Is warhammer the ultimate hobby?
Short answer? Its pretty damn close!
We use hobbies as a fun, oftentimes meaningful distraction away from the mundane aspects that come with our working life. As we all know, hobbies can be incredibly varied from the simple act of reading good literature to the complexities of model ship building. Some of these activities are incredibly focused in what they offer while others can appeal to a more broad range of interests. But how does our favorite hobby, Warhammer, stack up with the plethora of time consuming ways to spend our free time? Let’s break it down!
As one of those people who has experimented with a lot of different ways to make the best use of my free time, I’ve dabbled in a lot of different activities and skill sets to try keeping myself from just sitting on the couch watching tv or gaming all day (not that a good video game can’t be a great way to spend some free time). Based on my own experiences a decent hobby should offer you an outlet in at least ONE of the following ways: Social, creative, and/or competitive. Let’s quickly elaborate on these items.
SOCIAL: A lot of hobbies are popular because they allow us to enjoy it with other people. Typically other people are able to be present and participate in the activity with you, although the internet has made it really easy for us to simply engage with others through forums, videos, live streams, etc. However, there is something to be said for face to face interaction. Just about every activity has a social component to it.
CREATIVE: Does the hobby in question allow you bring new material to it in a way that is unique to you? While not every leisure time activity is going to have this, I find that the ones that do offer the most in terms of satisfaction because it often requires practice and in return rewards you with tangible and easy to see gains. How many of you have had a friend who spends their free time painting or wood working and been impressed with their talent? Ask to see some of their earlier work and you’ll see what I mean. A hobby with a creative outlet will often give you some drive you didn’t know you had.
COMPETITIVE: Healthy competition often helps give some purpose to what we spend our time on, and measuring yourself against your peers can not only give you a sense of direction on how to improve but also an enormous sense of satisfaction when you do well. Most people know that I’m somewhat of an avid runner. Aside from the health benefits, the real reason I enjoy it so much is because I love to compete and there are always races going on somewhere. When you sign up for a competition in your chosen hobby, it oftentimes brings with it a ton of motivation.
Games Workshop systems like 40k not only offer all three of these outlets (which I feel is rare) but truly excel in delivering them. I’ve spent quite a few afternoons assembling and painting my tactical marines with a buddy working on his latest Leman Russ battle tank while we talk about our favorite Horus Heresy books or how our recent matchups against the local tau player went. On a weekly basis I meet with a friend from work who I’ll also be going with to Grand Forks, ND to bring 2,000 points of Dark Angels for my first grand tournament. My new favorite aspect of 40k is finding unused bits from other kits and finding unique new ways to include them with other models. At the time of this writing I’m incorporating unused bits from a Ravenwing Darkshroud with a Predator tank to make a murder shrine on treads, and I couldn’t be happier with it. Finishing a model that’s unique to my collection gives me a sense of accomplishment that I simply don’t get from past times like playing a video game.

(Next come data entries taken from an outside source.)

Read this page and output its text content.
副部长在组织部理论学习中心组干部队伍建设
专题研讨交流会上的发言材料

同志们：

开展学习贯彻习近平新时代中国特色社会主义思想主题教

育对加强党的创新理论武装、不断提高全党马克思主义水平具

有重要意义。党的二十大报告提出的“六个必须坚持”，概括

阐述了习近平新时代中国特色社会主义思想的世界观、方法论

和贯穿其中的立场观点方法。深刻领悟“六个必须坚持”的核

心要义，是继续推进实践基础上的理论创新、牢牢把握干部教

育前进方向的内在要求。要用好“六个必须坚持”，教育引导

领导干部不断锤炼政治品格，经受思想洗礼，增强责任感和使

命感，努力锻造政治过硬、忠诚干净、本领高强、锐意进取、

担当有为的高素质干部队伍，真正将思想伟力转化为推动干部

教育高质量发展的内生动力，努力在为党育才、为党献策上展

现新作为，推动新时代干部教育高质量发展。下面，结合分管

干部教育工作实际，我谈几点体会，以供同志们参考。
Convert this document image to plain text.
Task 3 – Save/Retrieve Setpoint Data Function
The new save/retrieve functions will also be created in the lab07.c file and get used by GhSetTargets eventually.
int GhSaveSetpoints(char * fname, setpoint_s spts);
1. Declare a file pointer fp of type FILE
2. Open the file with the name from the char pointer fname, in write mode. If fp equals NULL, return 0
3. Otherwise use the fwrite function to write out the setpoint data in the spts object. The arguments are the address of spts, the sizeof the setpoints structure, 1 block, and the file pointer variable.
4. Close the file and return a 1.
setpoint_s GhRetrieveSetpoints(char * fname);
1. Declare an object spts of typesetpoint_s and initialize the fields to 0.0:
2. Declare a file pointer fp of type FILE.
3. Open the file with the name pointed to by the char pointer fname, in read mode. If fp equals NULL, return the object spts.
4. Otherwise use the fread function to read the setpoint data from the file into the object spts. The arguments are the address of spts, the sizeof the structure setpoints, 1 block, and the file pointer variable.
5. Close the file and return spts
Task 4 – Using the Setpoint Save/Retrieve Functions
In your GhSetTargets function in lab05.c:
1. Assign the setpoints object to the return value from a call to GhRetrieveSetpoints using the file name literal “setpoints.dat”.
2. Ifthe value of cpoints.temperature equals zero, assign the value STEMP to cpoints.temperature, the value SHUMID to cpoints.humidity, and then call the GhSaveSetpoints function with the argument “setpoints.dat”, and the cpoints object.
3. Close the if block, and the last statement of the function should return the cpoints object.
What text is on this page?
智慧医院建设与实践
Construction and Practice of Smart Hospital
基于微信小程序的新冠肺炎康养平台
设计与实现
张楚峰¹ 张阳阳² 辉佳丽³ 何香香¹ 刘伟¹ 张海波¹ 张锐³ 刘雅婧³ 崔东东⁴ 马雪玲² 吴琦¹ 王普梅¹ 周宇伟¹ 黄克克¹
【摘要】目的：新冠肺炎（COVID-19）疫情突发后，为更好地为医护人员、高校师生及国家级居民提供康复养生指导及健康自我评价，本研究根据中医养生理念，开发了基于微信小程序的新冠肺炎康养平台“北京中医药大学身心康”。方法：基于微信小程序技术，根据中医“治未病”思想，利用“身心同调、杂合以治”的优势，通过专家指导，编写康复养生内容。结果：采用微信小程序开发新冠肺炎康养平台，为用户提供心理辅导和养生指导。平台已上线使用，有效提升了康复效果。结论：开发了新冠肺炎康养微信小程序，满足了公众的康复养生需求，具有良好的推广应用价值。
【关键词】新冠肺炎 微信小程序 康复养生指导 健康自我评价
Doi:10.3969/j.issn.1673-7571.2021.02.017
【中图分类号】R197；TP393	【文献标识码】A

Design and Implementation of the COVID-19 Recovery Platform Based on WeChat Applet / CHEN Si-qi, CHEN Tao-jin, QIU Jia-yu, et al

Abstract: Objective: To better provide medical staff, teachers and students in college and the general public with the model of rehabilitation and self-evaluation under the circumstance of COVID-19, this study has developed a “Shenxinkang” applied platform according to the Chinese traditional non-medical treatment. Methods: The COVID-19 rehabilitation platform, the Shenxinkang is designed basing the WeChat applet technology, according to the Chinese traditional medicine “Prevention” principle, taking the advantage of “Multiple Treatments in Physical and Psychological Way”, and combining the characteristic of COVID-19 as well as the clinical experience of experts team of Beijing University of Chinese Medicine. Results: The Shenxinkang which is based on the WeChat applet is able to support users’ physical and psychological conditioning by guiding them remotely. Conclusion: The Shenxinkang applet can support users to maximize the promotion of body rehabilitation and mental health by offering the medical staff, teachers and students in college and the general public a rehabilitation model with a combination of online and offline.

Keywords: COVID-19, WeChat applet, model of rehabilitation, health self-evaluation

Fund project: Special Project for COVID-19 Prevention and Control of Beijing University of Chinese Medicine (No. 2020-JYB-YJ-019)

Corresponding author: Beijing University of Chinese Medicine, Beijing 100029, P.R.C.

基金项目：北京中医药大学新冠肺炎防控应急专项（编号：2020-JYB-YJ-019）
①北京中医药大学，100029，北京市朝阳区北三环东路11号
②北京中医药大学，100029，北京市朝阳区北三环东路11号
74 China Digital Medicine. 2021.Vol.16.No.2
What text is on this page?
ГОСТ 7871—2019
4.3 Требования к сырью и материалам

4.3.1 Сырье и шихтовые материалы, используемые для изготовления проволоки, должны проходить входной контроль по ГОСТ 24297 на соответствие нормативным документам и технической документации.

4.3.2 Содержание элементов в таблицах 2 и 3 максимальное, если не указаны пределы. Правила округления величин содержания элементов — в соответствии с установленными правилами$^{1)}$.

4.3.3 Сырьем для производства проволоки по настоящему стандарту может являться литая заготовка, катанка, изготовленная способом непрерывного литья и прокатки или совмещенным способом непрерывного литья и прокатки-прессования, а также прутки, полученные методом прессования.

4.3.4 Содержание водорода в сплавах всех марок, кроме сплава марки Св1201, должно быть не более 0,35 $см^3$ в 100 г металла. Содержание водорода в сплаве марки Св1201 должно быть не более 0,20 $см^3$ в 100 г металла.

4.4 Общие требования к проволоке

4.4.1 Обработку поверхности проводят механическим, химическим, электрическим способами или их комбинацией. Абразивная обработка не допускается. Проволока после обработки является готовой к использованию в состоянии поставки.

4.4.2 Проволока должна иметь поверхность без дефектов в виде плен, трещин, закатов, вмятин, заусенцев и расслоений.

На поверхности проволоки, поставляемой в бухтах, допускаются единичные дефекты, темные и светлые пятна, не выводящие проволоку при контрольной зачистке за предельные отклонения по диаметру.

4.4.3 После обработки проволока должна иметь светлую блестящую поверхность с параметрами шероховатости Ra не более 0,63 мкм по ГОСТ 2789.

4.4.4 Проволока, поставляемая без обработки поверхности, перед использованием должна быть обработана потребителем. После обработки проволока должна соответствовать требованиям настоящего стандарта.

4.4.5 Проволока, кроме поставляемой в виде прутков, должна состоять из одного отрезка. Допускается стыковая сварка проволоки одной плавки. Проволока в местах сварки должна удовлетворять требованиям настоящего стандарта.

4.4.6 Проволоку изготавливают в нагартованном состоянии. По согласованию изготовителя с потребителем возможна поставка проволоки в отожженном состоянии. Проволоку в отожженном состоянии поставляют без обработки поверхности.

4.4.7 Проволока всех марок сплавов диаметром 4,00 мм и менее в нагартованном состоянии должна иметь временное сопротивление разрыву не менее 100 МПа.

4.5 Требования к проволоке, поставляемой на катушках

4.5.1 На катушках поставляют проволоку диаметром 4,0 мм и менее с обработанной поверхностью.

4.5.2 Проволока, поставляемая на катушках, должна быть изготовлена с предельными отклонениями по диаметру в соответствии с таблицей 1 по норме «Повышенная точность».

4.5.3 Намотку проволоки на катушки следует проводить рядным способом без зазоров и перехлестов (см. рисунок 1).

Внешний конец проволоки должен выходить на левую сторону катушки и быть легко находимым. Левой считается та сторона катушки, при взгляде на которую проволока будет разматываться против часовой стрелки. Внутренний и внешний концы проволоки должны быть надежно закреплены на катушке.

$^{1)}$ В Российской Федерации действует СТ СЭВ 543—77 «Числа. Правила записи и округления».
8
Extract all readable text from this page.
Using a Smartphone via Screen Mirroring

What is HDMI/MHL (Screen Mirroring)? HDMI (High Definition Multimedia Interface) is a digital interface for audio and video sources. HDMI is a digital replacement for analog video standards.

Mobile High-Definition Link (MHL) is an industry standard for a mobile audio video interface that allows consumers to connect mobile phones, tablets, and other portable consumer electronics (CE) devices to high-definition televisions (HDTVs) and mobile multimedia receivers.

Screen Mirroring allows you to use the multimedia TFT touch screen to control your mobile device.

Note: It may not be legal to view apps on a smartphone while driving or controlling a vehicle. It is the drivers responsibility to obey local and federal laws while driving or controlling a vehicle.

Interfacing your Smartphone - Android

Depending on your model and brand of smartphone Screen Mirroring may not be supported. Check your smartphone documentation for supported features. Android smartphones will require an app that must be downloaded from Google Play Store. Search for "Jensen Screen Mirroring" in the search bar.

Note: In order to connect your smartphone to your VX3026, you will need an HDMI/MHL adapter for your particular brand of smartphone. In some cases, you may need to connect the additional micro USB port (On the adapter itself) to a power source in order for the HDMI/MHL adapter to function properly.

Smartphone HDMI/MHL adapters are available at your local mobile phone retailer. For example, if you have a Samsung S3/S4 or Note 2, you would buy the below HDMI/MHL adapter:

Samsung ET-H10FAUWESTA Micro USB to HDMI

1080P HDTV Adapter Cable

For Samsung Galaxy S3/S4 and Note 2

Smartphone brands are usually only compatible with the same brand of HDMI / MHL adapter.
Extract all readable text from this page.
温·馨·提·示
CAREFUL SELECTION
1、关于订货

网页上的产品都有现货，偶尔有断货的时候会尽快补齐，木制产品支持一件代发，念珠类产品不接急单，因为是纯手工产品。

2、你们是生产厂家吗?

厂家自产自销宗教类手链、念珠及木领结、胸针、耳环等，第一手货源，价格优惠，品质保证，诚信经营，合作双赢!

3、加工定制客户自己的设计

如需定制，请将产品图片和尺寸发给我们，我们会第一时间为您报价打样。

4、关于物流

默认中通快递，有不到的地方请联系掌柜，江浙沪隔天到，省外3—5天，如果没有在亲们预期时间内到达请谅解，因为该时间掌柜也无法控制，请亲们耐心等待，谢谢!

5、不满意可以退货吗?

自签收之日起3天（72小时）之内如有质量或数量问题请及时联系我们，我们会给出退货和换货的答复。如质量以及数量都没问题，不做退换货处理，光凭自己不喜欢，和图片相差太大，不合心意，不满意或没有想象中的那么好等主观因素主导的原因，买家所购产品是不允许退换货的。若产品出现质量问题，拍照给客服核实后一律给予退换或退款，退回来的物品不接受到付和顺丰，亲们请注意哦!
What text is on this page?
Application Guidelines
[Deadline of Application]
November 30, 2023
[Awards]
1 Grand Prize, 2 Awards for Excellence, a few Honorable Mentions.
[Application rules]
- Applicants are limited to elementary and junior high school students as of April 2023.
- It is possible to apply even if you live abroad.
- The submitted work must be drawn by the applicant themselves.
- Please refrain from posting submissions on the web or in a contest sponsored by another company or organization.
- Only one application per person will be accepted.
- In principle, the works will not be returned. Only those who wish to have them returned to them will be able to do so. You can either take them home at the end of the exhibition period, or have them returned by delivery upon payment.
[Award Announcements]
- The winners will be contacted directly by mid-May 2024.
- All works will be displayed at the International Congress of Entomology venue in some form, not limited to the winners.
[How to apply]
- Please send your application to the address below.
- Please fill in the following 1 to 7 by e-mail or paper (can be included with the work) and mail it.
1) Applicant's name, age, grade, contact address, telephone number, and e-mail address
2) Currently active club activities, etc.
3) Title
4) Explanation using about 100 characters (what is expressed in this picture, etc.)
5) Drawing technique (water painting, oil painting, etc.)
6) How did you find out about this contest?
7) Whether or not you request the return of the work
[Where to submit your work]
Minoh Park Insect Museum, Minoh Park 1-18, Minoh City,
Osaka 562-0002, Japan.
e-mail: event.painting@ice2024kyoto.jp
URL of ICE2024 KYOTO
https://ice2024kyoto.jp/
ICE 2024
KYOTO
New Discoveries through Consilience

Tabletop games are always going to have the stigma of being something that caters exclusively to nerds. But people are not only really missing out on one of the most engaging and cathartic hobbies I’ve ever participated in, but possibly one of the most engaging and diverse communities I’ve ever been part of. Just go on twitter or the 40k subreddit and you’ll see a host of different and interesting people who are all united at the tabletop. This doesn’t mean that Games Workshop is the cure all for boredom. It can be, after all, a VERY expensive hobby. Like everything else, its important we keep the things we enjoy the most with just a little moderation in mind. Make sure you’re getting some sunshine in between models and certainly don’t eschew the essentials to a happy life so you can buy just one more piece of that sweet plastic crack.
How did you get suckered into this plastic past time? What keeps you coming back for more? Let us know!